A Walk in the Clouds


Bandelier National Monument. Home of the cliff dwellers. Destination of a teenage writers’ group. Excursion that will soon be etched into memory. It turns out that of all the national parks in the US, this is the one most like “Chutes and Ladders.” I was expecting a certain amount of hiking and sweating and altitude sickness, but what I wasn’t counting on was the near-vertical ladders that extended so far they took me back to the 1980’s.

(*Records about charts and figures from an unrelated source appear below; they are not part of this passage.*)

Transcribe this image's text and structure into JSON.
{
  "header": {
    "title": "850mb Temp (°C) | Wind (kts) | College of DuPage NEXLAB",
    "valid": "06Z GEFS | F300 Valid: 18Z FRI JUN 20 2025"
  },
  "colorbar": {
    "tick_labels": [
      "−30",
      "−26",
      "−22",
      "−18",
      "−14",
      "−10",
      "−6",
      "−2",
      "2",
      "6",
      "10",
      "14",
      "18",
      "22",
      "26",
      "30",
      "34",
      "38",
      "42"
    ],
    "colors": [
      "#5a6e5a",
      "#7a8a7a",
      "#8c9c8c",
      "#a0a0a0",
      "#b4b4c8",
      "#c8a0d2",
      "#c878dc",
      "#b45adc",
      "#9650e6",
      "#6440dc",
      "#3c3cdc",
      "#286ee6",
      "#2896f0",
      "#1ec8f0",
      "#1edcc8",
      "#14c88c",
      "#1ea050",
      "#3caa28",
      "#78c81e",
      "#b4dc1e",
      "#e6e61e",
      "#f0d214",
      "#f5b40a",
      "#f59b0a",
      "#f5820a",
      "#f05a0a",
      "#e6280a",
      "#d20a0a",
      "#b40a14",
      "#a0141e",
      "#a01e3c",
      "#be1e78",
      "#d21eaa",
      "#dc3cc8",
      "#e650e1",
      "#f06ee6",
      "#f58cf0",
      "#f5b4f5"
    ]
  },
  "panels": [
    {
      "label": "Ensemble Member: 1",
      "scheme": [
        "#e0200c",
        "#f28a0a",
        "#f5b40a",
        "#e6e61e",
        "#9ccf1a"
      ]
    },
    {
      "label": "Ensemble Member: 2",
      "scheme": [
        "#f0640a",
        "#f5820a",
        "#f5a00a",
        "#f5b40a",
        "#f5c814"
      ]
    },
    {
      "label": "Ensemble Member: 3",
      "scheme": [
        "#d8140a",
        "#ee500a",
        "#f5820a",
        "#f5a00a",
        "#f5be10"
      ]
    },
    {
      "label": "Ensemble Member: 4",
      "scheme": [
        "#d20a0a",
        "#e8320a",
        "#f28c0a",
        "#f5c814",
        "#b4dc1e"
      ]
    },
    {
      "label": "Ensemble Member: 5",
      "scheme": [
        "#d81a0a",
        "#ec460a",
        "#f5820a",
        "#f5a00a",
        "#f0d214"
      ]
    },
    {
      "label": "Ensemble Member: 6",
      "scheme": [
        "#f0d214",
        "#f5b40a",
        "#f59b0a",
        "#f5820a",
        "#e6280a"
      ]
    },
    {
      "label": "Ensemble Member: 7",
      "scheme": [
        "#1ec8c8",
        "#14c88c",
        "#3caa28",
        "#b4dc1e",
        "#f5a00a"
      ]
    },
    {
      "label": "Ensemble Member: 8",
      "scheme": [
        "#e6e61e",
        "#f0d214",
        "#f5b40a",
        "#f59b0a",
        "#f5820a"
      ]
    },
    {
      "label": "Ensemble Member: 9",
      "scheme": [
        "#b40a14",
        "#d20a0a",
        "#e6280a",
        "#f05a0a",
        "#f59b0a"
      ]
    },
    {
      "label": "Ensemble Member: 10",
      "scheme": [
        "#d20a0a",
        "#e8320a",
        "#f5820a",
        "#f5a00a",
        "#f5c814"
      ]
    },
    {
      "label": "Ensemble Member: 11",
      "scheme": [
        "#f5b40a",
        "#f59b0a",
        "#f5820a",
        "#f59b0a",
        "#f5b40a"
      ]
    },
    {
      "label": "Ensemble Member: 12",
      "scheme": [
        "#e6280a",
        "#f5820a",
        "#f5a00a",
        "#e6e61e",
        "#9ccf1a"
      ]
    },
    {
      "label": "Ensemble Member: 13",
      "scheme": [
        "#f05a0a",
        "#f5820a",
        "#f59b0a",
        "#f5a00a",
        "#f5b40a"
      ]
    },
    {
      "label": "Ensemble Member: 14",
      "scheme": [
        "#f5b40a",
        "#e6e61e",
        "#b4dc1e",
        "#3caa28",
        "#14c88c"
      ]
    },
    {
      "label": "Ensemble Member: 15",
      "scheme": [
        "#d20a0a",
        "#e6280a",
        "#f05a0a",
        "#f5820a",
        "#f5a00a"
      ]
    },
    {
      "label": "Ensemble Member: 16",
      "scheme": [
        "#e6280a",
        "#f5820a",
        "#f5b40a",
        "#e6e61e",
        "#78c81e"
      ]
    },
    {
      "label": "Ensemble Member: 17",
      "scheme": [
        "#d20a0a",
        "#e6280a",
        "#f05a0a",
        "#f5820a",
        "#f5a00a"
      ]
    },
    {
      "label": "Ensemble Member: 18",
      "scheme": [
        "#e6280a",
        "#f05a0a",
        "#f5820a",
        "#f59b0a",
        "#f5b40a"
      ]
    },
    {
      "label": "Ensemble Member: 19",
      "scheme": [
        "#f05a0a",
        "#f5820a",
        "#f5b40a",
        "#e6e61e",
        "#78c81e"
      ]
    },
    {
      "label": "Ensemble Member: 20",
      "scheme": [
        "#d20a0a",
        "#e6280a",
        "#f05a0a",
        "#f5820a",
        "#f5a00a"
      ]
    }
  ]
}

But let me pause to paint this picture more accurately.

It’s June. 90 degrees. 6000 feet. (Now might be a good time to mention that I’m a South Carolina native.) There are twenty-three teenagers in our group who are in various states of physical fitness and awareness. Some see the big picture. Some see only twelve inches in front of them. Some climb like mountain goats. Some more like tortoises. I’m somewhere in between, so I didn’t think this would be all that difficult. A sign said we were about to climb 140 feet of ladders, and ordinarily I might have had Indiana Jones-style visions that would make my heart pound––but on this day my heart was pounding for different reasons.

Probably due to 1) the fact that no amount of jogging 100 feet above sea level can prepare you for hiking at an altitude of 6000 feet, 2) my newly discovered allergy to something in New Mexico (Cottonwood? Juniper? Dirt?) that had quickly become a sinus infection, and 3) the realization that the only way back down this sheer rock face was the same way I was going up—but backwards.

I wouldn’t say that I’m afraid of heights, but it was easy to envision myself slipping on a rung, falling on my head onto the rock below, and taking out a couple of other tourists along the way. In my mind, it was a little like “Donkey Kong” without the barrels. And no do-overs. I hugged the rungs and went up last, sweeping the rest of the group. It seemed like an hour had passed by the time I got to the top, where the rest of our girls were exploring the cave, bouncing around like they were made of rubber, unfazed by how far they were from the rest of the earth.

I’d hoped they would move slowly up the ladders—mainly so I could move slowly and not lose face. But no dice: they were all about the destination. Journey was too old school. “Isn’t that some band from the 80’s?” they said.

You know those people that tell you not to look down? They’re right about half the time. This was one of those times.

By the time I caught my breath, the group was ready to go back down. They looked down at the crumbling boulders and scrub brush below. Way below. And then they took their time, which meant my heart got to beat at normal speed. Some of the girls were hugging the ladder just as I had on the way up, suddenly aware that sometimes the trip home is the hardest. They chose their steps carefully, their knuckles white, and one of them kept telling stories to take their minds off the sheer drop to the earth below.

Being a leader of a group like this separates you in some respects—it allows you to be an observer of everyone—the dynamics that change daily and those that haven’t changed at all since you were their age. But it also reminds you that you’re not one of them—you’re separated by years and experience, but also by something like authority. You’re friendly, but you’re not friends. You sometimes have to be the bad guy and keep them in bounds, and no matter how close your orbit, you will always be an outsider. But you are constantly watching to make sure that no one else in the group is sharing your experience—not one of them should be feeling excluded the way you are.

So I was glad to hear the girls begin cheering each other on—coaxing each other down one rung at a time, with no more worry of who got to the finish line first. Maybe the thrill of getting to the top had worn off. Maybe they were tired. But part of me thinks it was something else.

Thus far, our typical pattern was this: they scurry ahead, led by short attention spans; I follow behind, more or less like a sheepdog to see that no one gets lost, breaks an ankle, or falls into a hole. I’m a fixture—one they wouldn’t notice was missing until it was time to drive home or eat a meal. But today, they stop at the base of the ladder, and I realize as I am backing down, that they are cheering for me, too. They are not scurrying to the next ladder, rushing towards the bottom. They are waiting for the herder. I smile to myself as they offer their words of encouragement, and it’s not as bad as I thought backing down. My heart pounds a little less, and I don’t picture myself crashing to the earth, leaving a Lauren-shaped crater like Wile E. Coyote. Their voices are close, and the earth is closer. And when they sing that Journey song that I have always hated, I laugh to myself, and feel a little less like an outsider—a feeling at 31 that I wish I’d felt when I was their age. I smile, proud that they have found this place, and that they didn’t need the herder to point them to it.